AnimatableDreamer: Text-Guided Non-rigid 3D Model Generation and Reconstruction with Canonical Score Distillation

Xinzhou Wang,Yikai Wang,Junliang Ye,Zhengyi Wang,Fuchun Sun,Pengkun Liu,Ling Wang,Kai Sun,Xintong Wang,Bin He
2024-03-28
Abstract:Advances in 3D generation have facilitated sequential 3D model generation (a.k.a 4D generation), yet its application for animatable objects with large motion remains scarce. Our work proposes AnimatableDreamer, a text-to-4D generation framework capable of generating diverse categories of non-rigid objects on skeletons extracted from a monocular video. At its core, AnimatableDreamer is equipped with our novel optimization design dubbed Canonical Score Distillation (CSD), which lifts 2D diffusion for temporal consistent 4D generation. CSD, designed from a score gradient perspective, generates a canonical model with warp-robustness across different articulations. Notably, it also enhances the authenticity of bones and skinning by integrating inductive priors from a diffusion model. Furthermore, with multi-view distillation, CSD infers invisible regions, thereby improving the fidelity of monocular non-rigid reconstruction. Extensive experiments demonstrate the capability of our method in generating high-flexibility text-guided 3D models from the monocular video, while also showing improved reconstruction performance over existing non-rigid reconstruction methods.
Computer Vision and Pattern Recognition
What problem does this paper attempt to address?

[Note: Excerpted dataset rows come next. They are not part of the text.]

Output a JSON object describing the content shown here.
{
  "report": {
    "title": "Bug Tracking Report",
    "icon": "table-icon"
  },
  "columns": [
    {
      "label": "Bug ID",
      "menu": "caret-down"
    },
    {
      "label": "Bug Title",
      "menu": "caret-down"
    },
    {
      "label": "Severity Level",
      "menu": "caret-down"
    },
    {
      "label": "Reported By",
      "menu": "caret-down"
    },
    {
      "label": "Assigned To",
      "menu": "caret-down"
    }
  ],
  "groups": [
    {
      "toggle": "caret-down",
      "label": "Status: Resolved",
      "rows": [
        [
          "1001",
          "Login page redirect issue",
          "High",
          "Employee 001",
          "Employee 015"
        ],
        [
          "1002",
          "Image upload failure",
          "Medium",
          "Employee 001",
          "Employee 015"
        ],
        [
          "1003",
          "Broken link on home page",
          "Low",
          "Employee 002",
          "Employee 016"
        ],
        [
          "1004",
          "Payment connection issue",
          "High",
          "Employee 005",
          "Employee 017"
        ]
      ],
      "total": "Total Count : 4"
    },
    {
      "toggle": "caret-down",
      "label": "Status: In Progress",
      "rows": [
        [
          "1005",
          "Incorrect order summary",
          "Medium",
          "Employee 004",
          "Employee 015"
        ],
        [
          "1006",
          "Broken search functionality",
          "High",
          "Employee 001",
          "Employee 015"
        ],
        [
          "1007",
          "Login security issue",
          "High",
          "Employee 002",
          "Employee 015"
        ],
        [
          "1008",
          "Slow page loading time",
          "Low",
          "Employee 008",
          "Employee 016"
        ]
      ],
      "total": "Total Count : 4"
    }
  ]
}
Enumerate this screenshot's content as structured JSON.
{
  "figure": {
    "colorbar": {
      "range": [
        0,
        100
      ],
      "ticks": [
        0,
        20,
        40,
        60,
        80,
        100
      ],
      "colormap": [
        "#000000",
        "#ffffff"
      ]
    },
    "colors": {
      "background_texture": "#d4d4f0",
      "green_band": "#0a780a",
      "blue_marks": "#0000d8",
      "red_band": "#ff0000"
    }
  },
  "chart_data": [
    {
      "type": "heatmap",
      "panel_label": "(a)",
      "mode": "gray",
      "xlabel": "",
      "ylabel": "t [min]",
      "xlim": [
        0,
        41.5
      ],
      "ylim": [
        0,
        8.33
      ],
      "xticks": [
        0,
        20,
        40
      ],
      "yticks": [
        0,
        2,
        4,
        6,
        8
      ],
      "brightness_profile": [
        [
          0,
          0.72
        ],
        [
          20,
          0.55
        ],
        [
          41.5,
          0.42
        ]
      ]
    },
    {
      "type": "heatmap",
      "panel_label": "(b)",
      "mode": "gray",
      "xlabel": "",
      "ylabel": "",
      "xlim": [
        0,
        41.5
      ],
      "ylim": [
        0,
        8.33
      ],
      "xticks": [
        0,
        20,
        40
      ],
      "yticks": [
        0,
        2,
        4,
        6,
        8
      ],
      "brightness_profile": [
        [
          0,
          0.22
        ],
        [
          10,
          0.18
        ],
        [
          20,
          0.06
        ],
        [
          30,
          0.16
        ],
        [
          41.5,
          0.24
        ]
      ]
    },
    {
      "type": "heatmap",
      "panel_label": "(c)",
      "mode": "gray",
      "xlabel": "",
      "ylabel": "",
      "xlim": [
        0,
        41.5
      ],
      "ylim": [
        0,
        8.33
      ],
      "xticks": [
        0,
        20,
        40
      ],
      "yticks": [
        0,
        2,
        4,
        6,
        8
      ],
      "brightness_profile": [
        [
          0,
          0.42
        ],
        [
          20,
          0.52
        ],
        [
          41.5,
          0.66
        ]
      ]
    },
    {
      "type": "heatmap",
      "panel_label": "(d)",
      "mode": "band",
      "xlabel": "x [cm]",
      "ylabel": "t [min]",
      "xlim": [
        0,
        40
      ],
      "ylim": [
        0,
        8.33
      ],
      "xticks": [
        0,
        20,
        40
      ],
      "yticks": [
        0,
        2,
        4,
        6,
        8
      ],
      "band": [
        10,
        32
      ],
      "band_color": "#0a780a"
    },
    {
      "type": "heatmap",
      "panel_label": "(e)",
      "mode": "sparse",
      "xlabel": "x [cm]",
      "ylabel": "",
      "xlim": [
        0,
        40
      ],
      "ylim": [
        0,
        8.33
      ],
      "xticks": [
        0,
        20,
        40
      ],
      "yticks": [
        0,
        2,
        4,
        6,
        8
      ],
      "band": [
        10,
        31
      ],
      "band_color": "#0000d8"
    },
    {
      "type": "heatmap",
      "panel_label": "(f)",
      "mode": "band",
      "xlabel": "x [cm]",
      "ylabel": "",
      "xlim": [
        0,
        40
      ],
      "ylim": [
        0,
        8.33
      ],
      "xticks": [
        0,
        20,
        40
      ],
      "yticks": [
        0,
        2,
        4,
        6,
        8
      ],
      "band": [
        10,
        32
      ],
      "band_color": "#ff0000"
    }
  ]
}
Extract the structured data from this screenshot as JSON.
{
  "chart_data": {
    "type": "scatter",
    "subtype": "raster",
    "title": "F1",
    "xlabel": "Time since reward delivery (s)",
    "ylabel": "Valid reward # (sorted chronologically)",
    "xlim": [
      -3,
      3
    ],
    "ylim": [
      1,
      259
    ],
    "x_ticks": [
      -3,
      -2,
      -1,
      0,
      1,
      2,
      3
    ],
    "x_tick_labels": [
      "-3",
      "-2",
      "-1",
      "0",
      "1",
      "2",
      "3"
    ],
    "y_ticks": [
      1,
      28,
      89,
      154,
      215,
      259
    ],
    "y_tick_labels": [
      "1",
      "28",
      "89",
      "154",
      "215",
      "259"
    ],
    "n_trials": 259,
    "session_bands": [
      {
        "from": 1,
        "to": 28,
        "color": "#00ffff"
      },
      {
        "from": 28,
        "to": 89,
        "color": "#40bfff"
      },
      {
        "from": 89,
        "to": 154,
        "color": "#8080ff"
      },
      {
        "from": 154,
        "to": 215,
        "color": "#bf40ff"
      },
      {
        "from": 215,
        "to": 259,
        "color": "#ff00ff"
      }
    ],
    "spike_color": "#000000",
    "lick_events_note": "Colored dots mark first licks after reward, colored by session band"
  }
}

This paper introduces a framework named AnimatableDreamer, designed to address the generation and reconstruction of non-rigid 3D models, especially for animatable objects with large-scale motion. The framework leverages textual guidance and skeletal information from monocular videos to generate diverse non-rigid objects while ensuring temporal consistency and deformation robustness. The core innovation lies in a novel optimization design called Canonical Score Distillation (CSD). CSD starts from the perspective of score gradients to generate deformation-robust canonical models and combines the inductive priors of diffusion models to enhance the realism of skeletons and skins. Through multi-view distillation, CSD can infer invisible areas, thereby improving the fidelity of monocular non-rigid reconstruction. Moreover, AnimatableDreamer first extracts skeletons and skins from monocular videos, then generates text-prompted non-rigid 3D models on these skeletons. While maintaining temporal consistency, CSD optimizes the weights of skeletons and skins to ensure the morphological rationality of the model at different joint positions. Experimental results show that AnimatableDreamer performs excellently in generating highly flexible text-guided 3D models from monocular videos and in performance improvement compared to existing non-rigid reconstruction methods. Therefore, this approach is of significant importance for the automatic construction of animatable 3D models in fields such as gaming, virtual reality, and movie special effects.